Why first recovery failed, but second recovery is successful
The Benthos acoustic releases can withstand an ambient pressure of 1200 Bar. It was therefore thought that the acoustic performance would be equally capable to cover 11 kilometers ranges, sufficient to be reached using a deck-unit from the surface vessel. Unfortunately, this turned out not to be the case in November 2018 from the RV Sonne. No acoustic contact could be established with the releases and recovery failed.
Thereupon, NIOZ electro technician Martin Laan and colleagues from the Department of National Marine Facilities designed a ‘deep release unit’ by remodeling an existing Benthos acoustic release to a hydrophone capable of repeatedly pinging two release commands up to 5 hours after being switched on. This unit was lowered by one of RV Sally Ride’s winch-cables early November 2019. In hindsight, the unit managed to contact the near-bottom releases after about 15 to 20 minutes of lowering, i.e. around 1000 meters depth or at a distance of approximately 10 kilometers.
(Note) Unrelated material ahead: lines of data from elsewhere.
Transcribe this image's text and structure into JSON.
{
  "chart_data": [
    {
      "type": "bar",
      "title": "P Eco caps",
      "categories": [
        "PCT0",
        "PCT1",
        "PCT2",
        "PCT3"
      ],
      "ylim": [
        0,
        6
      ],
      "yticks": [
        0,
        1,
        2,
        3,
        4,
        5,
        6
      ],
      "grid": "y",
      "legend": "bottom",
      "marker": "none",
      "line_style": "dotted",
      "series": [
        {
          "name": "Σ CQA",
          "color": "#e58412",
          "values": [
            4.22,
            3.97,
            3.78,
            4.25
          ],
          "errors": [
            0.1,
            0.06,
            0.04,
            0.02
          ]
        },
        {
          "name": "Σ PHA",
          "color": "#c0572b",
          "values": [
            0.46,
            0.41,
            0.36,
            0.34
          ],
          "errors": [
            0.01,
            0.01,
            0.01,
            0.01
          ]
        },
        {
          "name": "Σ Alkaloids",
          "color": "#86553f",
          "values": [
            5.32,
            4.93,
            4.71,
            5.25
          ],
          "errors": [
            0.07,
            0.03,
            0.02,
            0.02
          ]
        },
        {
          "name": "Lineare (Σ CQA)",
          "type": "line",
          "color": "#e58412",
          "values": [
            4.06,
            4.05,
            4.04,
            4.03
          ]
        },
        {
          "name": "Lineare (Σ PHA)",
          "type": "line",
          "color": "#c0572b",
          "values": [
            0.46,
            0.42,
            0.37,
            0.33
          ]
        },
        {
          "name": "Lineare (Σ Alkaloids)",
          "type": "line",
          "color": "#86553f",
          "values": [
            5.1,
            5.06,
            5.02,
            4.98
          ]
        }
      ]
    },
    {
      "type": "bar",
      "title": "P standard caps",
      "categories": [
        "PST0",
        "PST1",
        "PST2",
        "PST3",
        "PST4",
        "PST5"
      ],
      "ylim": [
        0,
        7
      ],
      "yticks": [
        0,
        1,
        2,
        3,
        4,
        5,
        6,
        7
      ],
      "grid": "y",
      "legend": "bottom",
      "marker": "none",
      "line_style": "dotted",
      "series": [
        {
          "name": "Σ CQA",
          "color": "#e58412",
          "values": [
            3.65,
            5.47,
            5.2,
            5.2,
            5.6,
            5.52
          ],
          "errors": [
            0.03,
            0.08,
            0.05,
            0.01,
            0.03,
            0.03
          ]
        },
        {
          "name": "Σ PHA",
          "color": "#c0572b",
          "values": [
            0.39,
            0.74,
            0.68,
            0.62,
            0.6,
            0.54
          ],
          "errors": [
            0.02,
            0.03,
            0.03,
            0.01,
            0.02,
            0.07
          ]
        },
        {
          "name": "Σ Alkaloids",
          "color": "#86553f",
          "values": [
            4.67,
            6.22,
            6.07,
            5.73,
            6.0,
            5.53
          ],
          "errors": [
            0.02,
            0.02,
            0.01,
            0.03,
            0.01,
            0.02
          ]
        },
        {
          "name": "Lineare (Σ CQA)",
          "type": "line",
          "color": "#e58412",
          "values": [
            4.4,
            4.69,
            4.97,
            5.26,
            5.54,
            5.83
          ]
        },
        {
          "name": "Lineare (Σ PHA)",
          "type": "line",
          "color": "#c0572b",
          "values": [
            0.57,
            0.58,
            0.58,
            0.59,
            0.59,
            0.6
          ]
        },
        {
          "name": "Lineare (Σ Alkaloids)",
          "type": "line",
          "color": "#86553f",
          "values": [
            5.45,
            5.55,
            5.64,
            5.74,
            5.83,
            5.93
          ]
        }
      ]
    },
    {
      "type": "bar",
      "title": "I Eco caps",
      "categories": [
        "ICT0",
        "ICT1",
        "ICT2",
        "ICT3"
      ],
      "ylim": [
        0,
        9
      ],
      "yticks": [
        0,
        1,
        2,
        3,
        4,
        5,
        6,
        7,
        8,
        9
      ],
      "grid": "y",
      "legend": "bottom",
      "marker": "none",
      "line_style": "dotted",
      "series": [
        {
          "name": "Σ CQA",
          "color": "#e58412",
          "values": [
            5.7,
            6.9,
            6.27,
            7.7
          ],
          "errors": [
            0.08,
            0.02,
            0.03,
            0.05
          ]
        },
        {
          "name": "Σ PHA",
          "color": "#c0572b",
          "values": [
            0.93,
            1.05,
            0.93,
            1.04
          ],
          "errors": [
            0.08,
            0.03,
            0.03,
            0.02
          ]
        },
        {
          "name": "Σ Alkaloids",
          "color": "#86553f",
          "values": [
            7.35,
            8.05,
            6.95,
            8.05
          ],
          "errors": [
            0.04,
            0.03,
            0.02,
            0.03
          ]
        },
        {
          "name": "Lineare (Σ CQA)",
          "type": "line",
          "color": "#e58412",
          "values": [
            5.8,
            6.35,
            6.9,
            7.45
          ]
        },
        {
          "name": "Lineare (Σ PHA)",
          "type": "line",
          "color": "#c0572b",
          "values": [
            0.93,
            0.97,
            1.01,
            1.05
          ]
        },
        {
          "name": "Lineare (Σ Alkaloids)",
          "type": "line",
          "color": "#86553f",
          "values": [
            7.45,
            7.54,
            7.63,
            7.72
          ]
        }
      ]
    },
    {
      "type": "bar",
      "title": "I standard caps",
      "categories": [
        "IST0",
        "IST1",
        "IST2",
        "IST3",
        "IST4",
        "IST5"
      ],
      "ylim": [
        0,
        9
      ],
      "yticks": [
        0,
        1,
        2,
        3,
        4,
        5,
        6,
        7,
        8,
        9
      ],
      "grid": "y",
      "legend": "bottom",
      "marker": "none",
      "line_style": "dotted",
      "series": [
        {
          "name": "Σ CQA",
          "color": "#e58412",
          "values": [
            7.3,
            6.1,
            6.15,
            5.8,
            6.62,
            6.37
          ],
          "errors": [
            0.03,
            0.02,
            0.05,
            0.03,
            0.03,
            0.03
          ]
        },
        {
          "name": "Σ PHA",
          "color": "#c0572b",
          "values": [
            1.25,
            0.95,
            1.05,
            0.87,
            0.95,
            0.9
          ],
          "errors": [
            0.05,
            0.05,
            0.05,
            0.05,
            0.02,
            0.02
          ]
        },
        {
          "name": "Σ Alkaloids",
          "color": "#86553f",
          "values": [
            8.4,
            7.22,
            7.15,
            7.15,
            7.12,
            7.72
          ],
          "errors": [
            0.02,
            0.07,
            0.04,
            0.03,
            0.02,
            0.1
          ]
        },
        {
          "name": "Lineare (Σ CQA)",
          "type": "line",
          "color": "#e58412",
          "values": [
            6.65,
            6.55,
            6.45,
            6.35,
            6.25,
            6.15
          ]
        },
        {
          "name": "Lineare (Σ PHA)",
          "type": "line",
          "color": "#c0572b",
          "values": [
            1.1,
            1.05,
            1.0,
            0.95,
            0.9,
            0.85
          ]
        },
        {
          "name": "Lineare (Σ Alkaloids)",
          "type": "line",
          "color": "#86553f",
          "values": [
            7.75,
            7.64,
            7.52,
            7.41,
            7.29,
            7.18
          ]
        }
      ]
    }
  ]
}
Although during nighttime, once released from the bottom-anchor the mooring-line recovery went very smoothly, due to radio beacons, Iridium satellite beacon and swift manoeuvring with searchlights on. After 6 hours of spooling the entire line and all instrumentation were on board.
First results: internal waves in the Challenger Deep
The special pressure testing up to 1400 Bars paid off very well. Only 15 of the 400 sensors had mechanical problems. At least 1.5 years of useful data were obtained, which is more than expected. Preliminary analysis demonstrates weak temperature variations, with all dynamical variations in the 1 mK range around 6 kilometers depth and in the 0.1 mK range around 10.5 kilometers depth. Internal waves are abundant around 6 kilometers. They influence the very weak stratification around 10.5 kilometers depth by pushing convective type turbulent pulses of 1 to 2 hours duration obliquely from above and 3 to 4 times a day. While the net turbulence is weak, about 10 times less than in the open ocean, the newly observed phenomenon of pushed convection is capable of generating short-term turbulent pulses 10 to 30 times higher, turbulence levels being higher than found around 6 kilometers. Further analyses are aimed to establish the source of the dominant internal waves pushing and the potential variations with background conditions such as passing atmospheric storms.